Worldline, a global leader in payment services, has today published a landmark life cycle analysis study conducted in Belgium which shows the huge potential of digital payments to decarbonise payment systems. 

The report confirms that compared with cash payments, in-store digital payments produce significantly lower levels of CO2-equivalent (CO2e) emissions. The report also identifies industry-wide levers to further decarbonise digital payments, starting with reducing emissions to under 1g of CO2e per transaction.

Using the life cycle analysis (LCA) methodology, the report, which was prepared by Patrice Geoffron, Professor of Economics at Paris Dauphine-PSL University, seeks to quantify and compare the CO2e emissions related to the different payment methods (cash, cards, phones) for in-store and online transactions in Belgium. It finds that an in-store cash transaction currently emits 14% more CO2e emissions than an in-store digital payment transaction. An in-store cash payment generates 2.8g of CO2e emissions, compared with 2.45g of CO2e for an in-store digital payment, even without taking into account the individual transport activity when an individual sources cash.

If supply and sourcing are factored in when a person withdraws cash, based on a single cash withdrawal providing on average the cash for 7 individual payments, the CO2e emissions from a cash payment are 15 times higher (at 36.8g of CO2e) than the emissions from an in-store digital payment.

Based on an analysis of transactions in the Belgian market, where Worldline is a major payments processor, the study considered the entire payment ecosystem, including banks, network providers and terminal manufacturers. It aimed to identify potential company-specific or industry-wide initiatives which could contribute to further reduce the carbon footprint of a payment transaction, as part of the payment industry’s contribution to the Fit for 55 ambition of the European Green Deal.
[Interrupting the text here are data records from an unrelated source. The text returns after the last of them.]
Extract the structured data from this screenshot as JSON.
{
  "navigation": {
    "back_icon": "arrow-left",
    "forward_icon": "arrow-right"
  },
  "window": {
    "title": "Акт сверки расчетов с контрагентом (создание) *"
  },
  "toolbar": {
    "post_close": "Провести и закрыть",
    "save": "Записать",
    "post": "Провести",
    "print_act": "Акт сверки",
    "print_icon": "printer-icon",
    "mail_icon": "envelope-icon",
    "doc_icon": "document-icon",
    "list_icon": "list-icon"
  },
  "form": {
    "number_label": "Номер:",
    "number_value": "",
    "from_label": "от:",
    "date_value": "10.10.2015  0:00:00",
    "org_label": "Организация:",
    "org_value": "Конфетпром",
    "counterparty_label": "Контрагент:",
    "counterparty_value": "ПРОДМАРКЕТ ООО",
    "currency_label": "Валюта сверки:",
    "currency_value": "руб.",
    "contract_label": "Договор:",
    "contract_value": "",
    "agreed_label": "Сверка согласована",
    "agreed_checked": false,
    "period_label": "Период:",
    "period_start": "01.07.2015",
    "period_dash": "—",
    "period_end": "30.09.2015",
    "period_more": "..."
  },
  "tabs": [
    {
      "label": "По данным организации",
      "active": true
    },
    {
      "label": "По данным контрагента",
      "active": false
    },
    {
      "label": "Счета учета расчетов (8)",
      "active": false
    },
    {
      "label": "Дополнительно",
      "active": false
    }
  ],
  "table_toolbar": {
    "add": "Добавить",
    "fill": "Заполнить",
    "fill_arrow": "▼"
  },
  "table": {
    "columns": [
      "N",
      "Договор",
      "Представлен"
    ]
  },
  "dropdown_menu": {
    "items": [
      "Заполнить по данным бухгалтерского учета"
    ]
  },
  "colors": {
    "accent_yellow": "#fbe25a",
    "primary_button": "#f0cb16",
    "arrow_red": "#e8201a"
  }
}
These include low-cost measures to optimise in-store digital payments, such as eliminating paper receipts, virtualising cards, and using phone-to-phone payments, which could cut CO2e emissions from digital payments by 70% to 0.74g per transaction, just over a quarter the level of emissions from a cash transaction.

The report also estimates the CO2e emissions of online payment transactions at 3g and proposes measures to reduce their carbon footprint by up to 93%, primarily through the use of smartphones.